Pan-democratic lawmakers on Tuesday moved two motions at a Legco panel meeting calling for a halt to the government’s controversial Lantau land reclamation plan, but were voted down by the establishment camp.
At a meeting held by the Legislative Council’s Panel on Development to discuss the policy address of Chief Executive Carrie Lam Cheng Yuet-ngor, two motions were moved for the “Lantau Tomorrow Vision” plan to be put on ice, only to see them get rejected.
The motions were lodged by Andrew Wan Siu-kin from the Democratic Party and Eddie Chu Hoi-dick from the Land Justice League, but neither of them gained enough support and ended up being vetoed, the Hong Kong Economic Journal reports.
Lam, during her policy speech on Oct. 10, outlined plans to build artificial islands in the seas surrounding Lantau, arguing that the move will help alleviate Hong Kong’s land shortage problem and housing woes.
As per the proposal dubbed “Lantau Tomorrow Vision”, as much as 1,700 hectares of land can be created through reclamation in the seas off Lantau which can be put to use for housing.
The large-scale reclamation plan has stirred fierce debate among Hongkongers, with many people and opposition parties questioning the project on economic and environmental grounds.
During the meeting Tuesday, lawmaker Wan pointed out the Task Force on Land Supply, appointed by Lam last year to come up with suggestions to help resolve Hong Kong’s housing problem, has just completed a five-month public engagement exercise to collect opinions on land supply options.
Since the committee is set to submit a report of its observations on the public opinions by the end of the year, proposing the mega reclamation plan now amounts to treating the panel as a joke, Wan said.
Moreover, Wan said, it is a breach of procedural justice as the panel had put in a suggestion for reclaiming only 1,000 hectares of land as an option, but Lam’s plan now expands the figure to 1,700 hectares without consulting the public.
The Democratic Party legislator also added that the chief executive’s latest plan is not convincing as it lacks details.
In response to Wan’s questioning, Secretary for Development Michael Wong Wai-lun promised that authorities will definitely take reference from the panel’s report.
Wong argued that the first phase of the “Lantau Tomorrow Vision”, which involves reclamation of 1,000 hectares of land at Kau Yi Chau situated between Hong Kong Island and the main island of Lantau, is consistent with the option proposed by the panel. .
Calling the mega reclamation plan more expensive and riskier than all the other land supply options, Civic Party lawmaker Kwok Ka-ki said development of brownfields, which refer to land that has been zoned for industrial or commercial use but is now mainly used for other purposes such as storage dumps, as well as agricultural farmlands is sufficient enough to meet land demands estimated by the panel.
Wong disagreed by saying that although assessment information shows Hong Kong still has a shortage of about 1 million units of housing, the government expects to be able to provide more than 600,000 units by infill developments or increasing the building density.
However, Wong noted that the amount of land the administration has sold in recent years and the number of flats built had failed to match initial expectations.
According to Wong, New Territories North can provide about 85,000 residential units and Kau Yi Cha about 150,000 units.
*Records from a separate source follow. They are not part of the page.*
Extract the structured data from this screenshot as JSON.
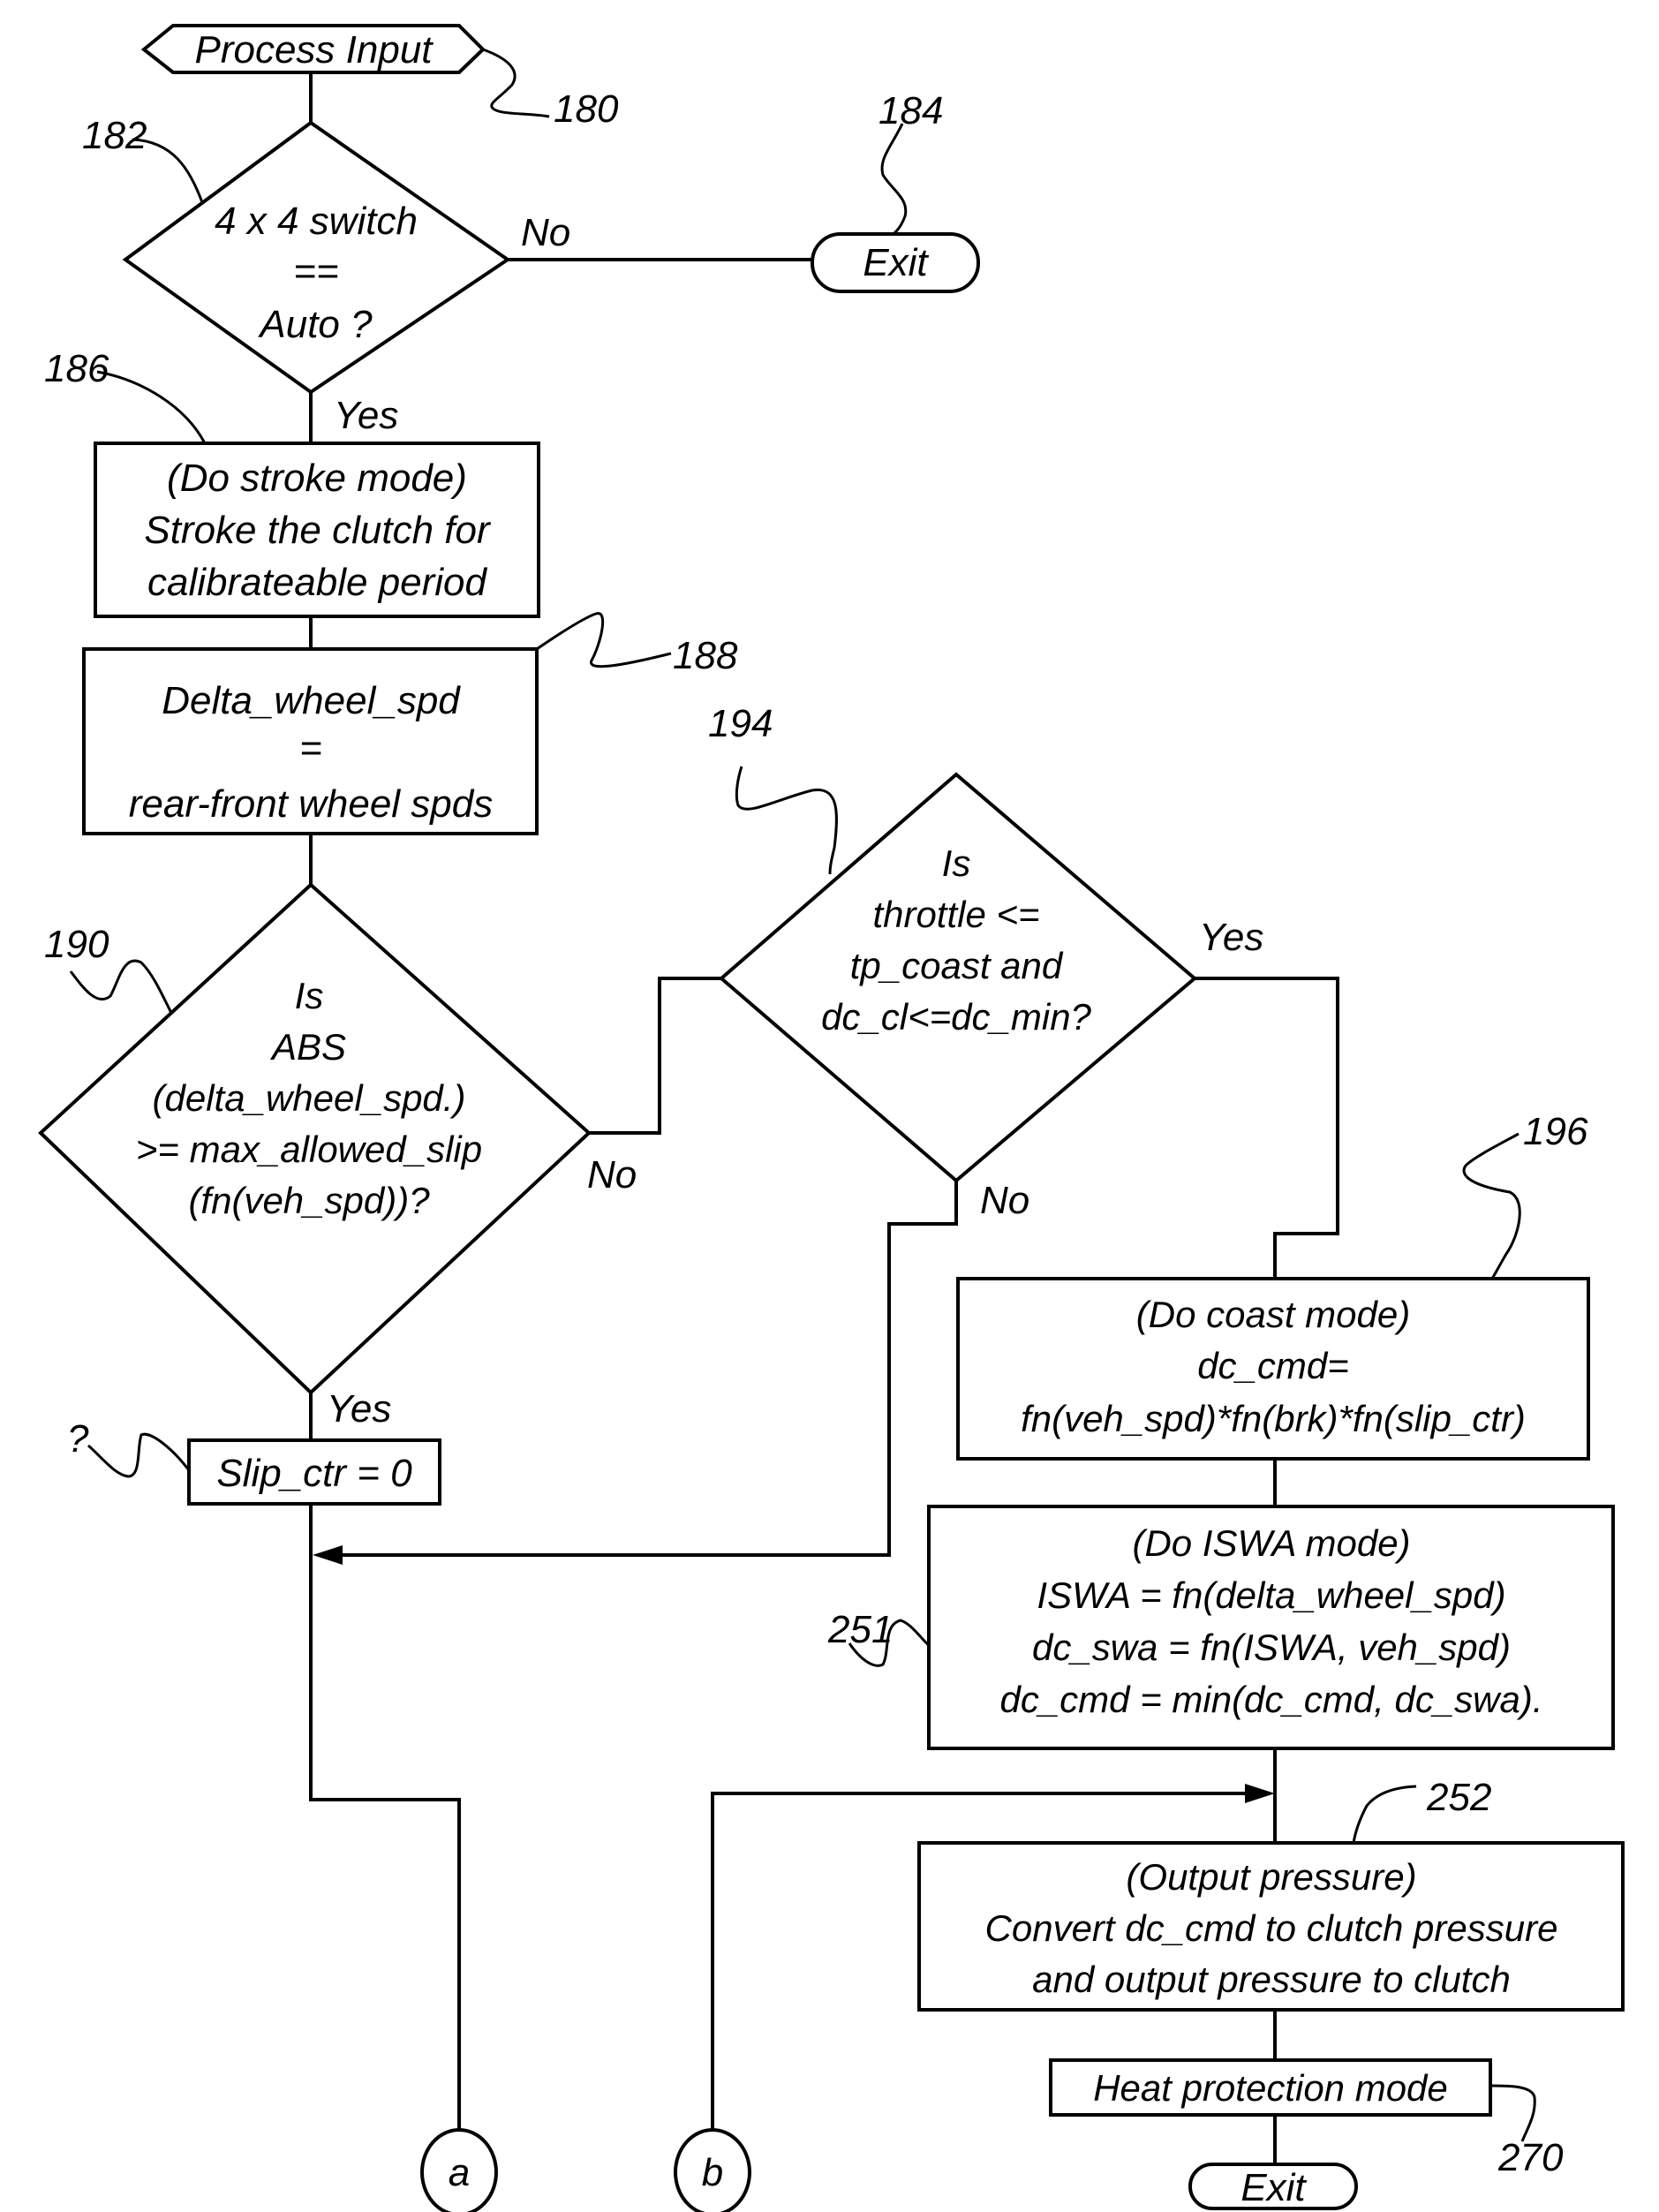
{
  "colors": {
    "ink": "#000000",
    "background": "#ffffff"
  },
  "nodes": {
    "process_input": {
      "ref": "180",
      "label": "Process Input"
    },
    "switch_check": {
      "ref": "182",
      "lines": [
        "4 x 4 switch",
        "==",
        "Auto ?"
      ],
      "no_label": "No",
      "yes_label": "Yes"
    },
    "exit_top": {
      "ref": "184",
      "label": "Exit"
    },
    "stroke_mode": {
      "ref": "186",
      "lines": [
        "(Do stroke mode)",
        "Stroke the clutch for",
        "calibrateable period"
      ]
    },
    "delta_wheel": {
      "ref": "188",
      "lines": [
        "Delta_wheel_spd",
        "=",
        "rear-front wheel spds"
      ]
    },
    "abs_check": {
      "ref": "190",
      "lines": [
        "Is",
        "ABS",
        "(delta_wheel_spd.)",
        ">= max_allowed_slip",
        "(fn(veh_spd))?"
      ],
      "no_label": "No",
      "yes_label": "Yes"
    },
    "throttle_check": {
      "ref": "194",
      "lines": [
        "Is",
        "throttle <=",
        "tp_coast and",
        "dc_cl<=dc_min?"
      ],
      "yes_label": "Yes",
      "no_label": "No"
    },
    "slip_reset": {
      "ref": "?",
      "label": "Slip_ctr = 0"
    },
    "coast_mode": {
      "ref": "196",
      "lines": [
        "(Do coast mode)",
        "dc_cmd=",
        "fn(veh_spd)*fn(brk)*fn(slip_ctr)"
      ]
    },
    "iswa_mode": {
      "ref": "251",
      "lines": [
        "(Do ISWA mode)",
        "ISWA = fn(delta_wheel_spd)",
        "dc_swa = fn(ISWA, veh_spd)",
        "dc_cmd = min(dc_cmd, dc_swa)."
      ]
    },
    "output_pressure": {
      "ref": "252",
      "lines": [
        "(Output pressure)",
        "Convert dc_cmd to clutch pressure",
        "and output pressure to clutch"
      ]
    },
    "heat_protection": {
      "ref": "270",
      "label": "Heat protection mode"
    },
    "exit_bottom": {
      "label": "Exit"
    },
    "connector_a": {
      "label": "a"
    },
    "connector_b": {
      "label": "b"
    }
  }
}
The combined figure is still below than the government’s goal, which is set at 300,000 units, he said.
While admitting that the Lantau reclamation plan is not the only alternative when it comes to land supply, reclamation at Kau Yi Chau is the best one, the official said, while stressing that it is not a long-term solution to keep offering new housing in the New Territories.
In a motion that was passed at the meeting, Lawmaker and Executive Councilor Regina Ip Lau Suk-yee, who is the chairwoman of the New People’s Party, urged the government to put a priority on development of public rental housing when implementing the Land Sharing Pilot Scheme.
The will be of help to the people living in sub-divided flats, Ip said, while adding that she is against inclusion of newly added floor areas in the scheme designed for local first-time homebuyers.